One night, Nate forgot to lock his door when Maddy was over. Both were tired from a normal day and soon fell asleep. Then Nate's parents, eager to have a conversation with a son they seldom saw, both entered the room.
Nate and Maddy sat up and Nate grabbed a sweatshirt for himself and pair of sweatpants for Maddy. Everyone was surprised and no one made a move when Maddy whispered good bye to Nate and ran all the way back to her own parents' house.
No one yelled and the room was quiet as Nate stood up to shut the window and explained that he and Maddy had been sleeping together all summer but had done nothing physical. Something about the way Nate said that or the look on his face or the way he sat back down opened a door and his parents seemed to come unfrozen.
Nate's mother asked if Nate loved Maddy. Nate said that no, he did not love her. These kinds of things happen when you get lonely.
The next day, Nate and Maddy took a stroll down the riverwalk at Oschner Park, enjoying the late summer sun and laughing with the children playing in the wood chips. They held hands and both of them smiled.

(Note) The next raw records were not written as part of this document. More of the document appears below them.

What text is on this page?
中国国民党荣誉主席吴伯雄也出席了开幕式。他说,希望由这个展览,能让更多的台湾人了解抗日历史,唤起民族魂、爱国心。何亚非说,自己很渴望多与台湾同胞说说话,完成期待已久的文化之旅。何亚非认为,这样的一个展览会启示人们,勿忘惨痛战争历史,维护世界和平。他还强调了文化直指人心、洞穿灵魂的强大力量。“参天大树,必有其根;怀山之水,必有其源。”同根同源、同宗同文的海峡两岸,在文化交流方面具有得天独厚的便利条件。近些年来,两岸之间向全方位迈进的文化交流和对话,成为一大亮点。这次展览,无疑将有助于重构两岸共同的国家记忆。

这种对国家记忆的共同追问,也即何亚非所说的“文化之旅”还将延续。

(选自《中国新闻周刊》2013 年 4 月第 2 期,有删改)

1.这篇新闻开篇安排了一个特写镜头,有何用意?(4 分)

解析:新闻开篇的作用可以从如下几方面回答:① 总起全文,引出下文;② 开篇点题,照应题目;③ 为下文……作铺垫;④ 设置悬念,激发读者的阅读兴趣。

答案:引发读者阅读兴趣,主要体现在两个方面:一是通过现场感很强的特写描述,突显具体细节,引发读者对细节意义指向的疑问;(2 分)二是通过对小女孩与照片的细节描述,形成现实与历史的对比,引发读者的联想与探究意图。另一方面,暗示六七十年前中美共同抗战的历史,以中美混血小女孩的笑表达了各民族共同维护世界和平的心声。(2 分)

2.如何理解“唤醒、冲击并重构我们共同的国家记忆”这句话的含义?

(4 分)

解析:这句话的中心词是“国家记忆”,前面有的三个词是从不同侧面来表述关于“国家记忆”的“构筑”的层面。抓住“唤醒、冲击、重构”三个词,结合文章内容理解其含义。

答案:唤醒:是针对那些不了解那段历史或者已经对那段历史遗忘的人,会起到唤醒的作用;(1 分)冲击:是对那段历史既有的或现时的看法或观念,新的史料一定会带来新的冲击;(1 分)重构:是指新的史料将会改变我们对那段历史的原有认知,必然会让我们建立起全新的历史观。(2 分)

Maddy left for college in a different state that fall. Nate stayed in town for another year or so before moving on himself. They didn't keep in touch, but both felt as though that was okay. The songs that had played on the radio as they drove places weren't tainted, the intersections on the way to Maddy's house didn't feel foreign or foreboding to Nate, the books they picked out together remained just as compelling and important before to each of them.
Years later, Nate was leaving a suburban Wal-Mart late on a rainy night with a plastic bag in each hand. Maddy walked right past him in the fog, on the way in to pick up some vital items before work the next day. They didn't recognize each other and Maddy walked into the store as Nate placed each bag into his car. Then Nate got into his Subaru and, with a backseat full of salsa and compact fluorescent light bulbs, flicked on his headlights and drove away with the local public radio station quietly playing a different Say Hi song though his car speakers.